Another comment from the same forum has a lot more information than I'm comfortable with. I suppose if the person posting doesn't mind, it's okay:
I'm also a bit put off by the response:
The therapist seems not to have noticed that the father is dying, not dead.
Call me skeptical, but I have a hard time believing that text therapy can be helpful. Tele-therapy or Skype-therapy is limited enough. Texting makes it completely impersonal.
In terms of therapeutic alliance, it's not even clear to me if you always get the same therapist. I don't see how you could, since they're supposed to be available 24/7.
Also, the responses on the forums are so simplistic, it's hard to imagine anyone finding them more helpful than speaking to a friendly neighbor:
"...it sounds like you are the type of person who likes to please and make others happy but you are not taking care of your own needs."
"...it's about building up your self-esteem and confidence so that you don't have that fear of people liking you or you feeling the need to make others like you."

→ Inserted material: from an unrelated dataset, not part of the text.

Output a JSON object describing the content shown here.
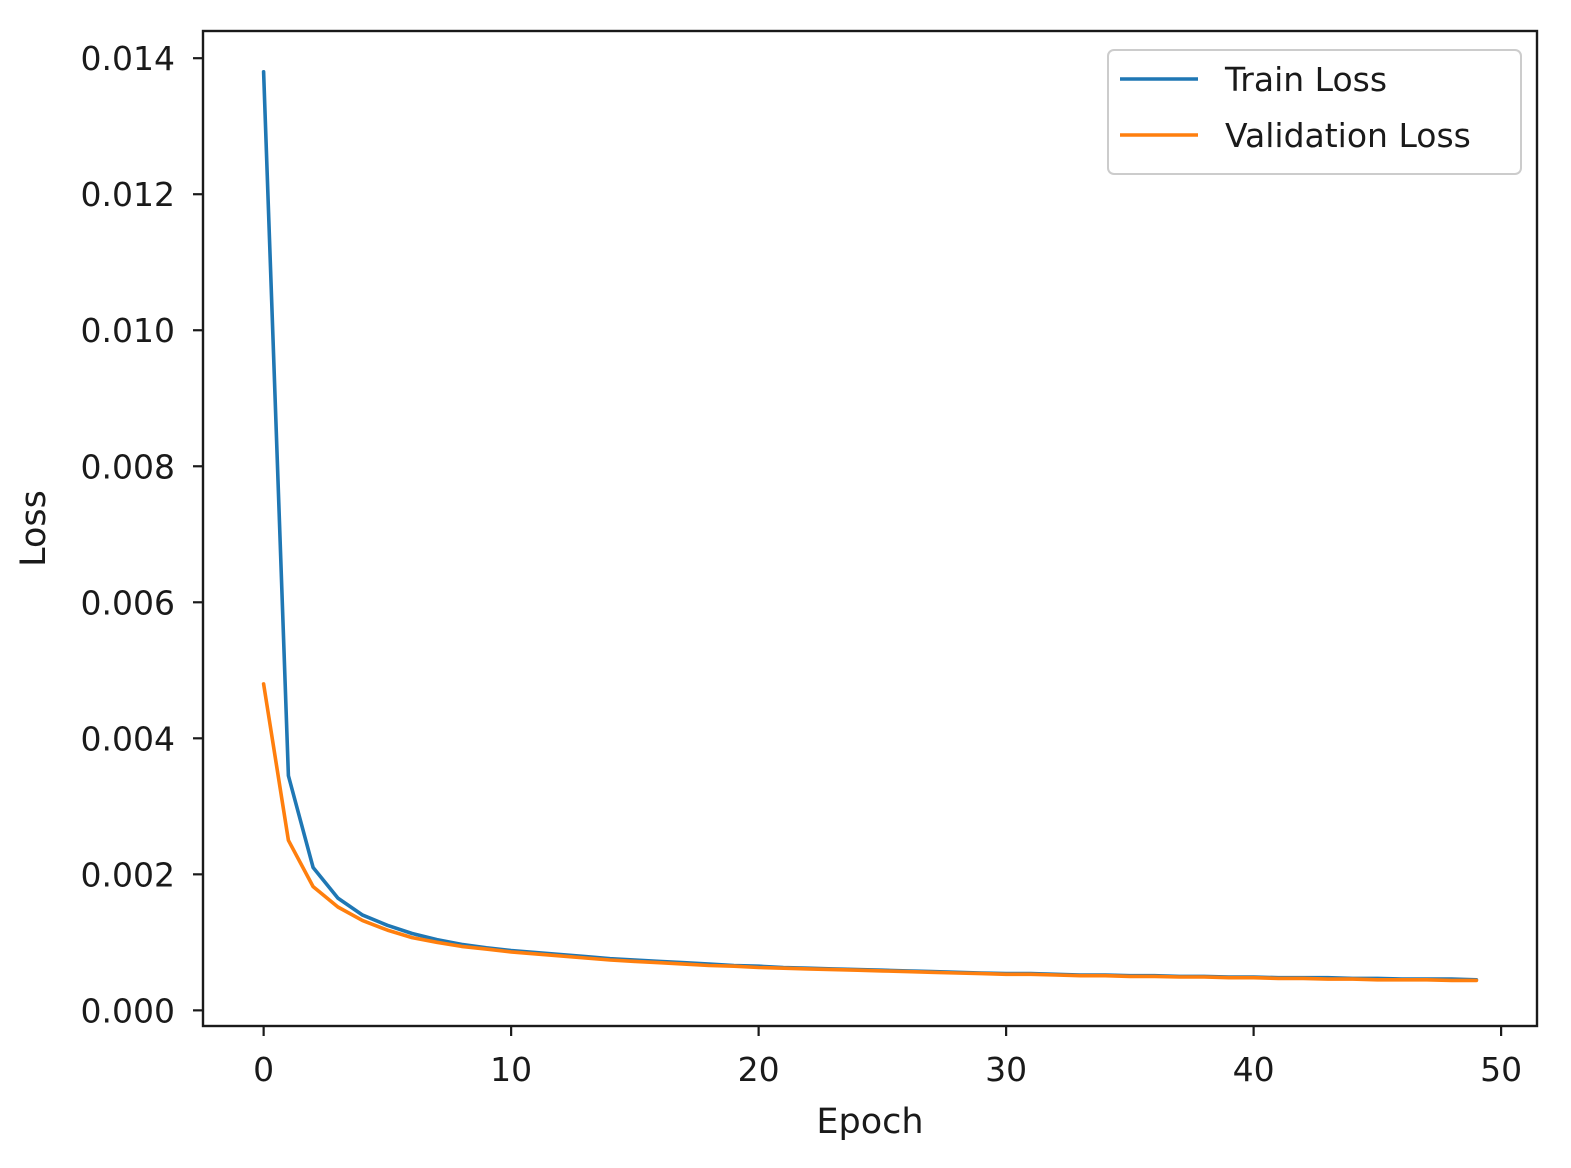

But mostly, I'm concerned because the whole 24/7 access setup is so anti-therapeutic. The frame is always important to therapy. It creates safety and containment. Scheduling, boundaries, recognizing the limitations in the therapeutic relationship.
What happened to using therapy to learn how not to need therapy? We want patients to carry their therapists around in their hearts and minds, not in their pockets.
And Talkspace completely misses an important aspect of limited access, namely, that the patient learns that other than in a true emergency, he or she can tolerate some anxiety and frustration, and wait until the next session to discuss what seemed like very pressing feelings.
Talkspace will just push people further away from the ability to tolerate delayed gratification.
Addendum: I published this post just a few hours ago, but I just saw the Circa Now column in the NYTimes, and I had to add a link:
Memo to Therapists: It's Not Me, It's You
The author, Henry Alford, writes about wanting to break up with his therapist "on day 2 of our relationship", which takes place on Talkspace. The article is really about awkward and difficult interactions with ones therapist, and how these can be handled well, or poorly. In the cases in the article, mostly poorly. And it's interesting that the patients quoted in the article have trouble bringing up uncomfortable feelings and thoughts with their therapists, like, "Is it okay to ask my therapist about herself 2 years into the therapy?", or, "Can I mention the fact that my therapist just farted?" without the realization that these are the kinds of things that need to be discussed in therapy, precisely because they're uncomfortable, and politeness has nothing to do with it. And I'm inclined to blame their therapists for not making that clear, or creating an environment that makes it possible to say difficult things.
The article is not about Talkspace, per se, but the timing was so uncanny, I had to include it. And the author does seem to think the activity he's participating in on Talkspace is therapy.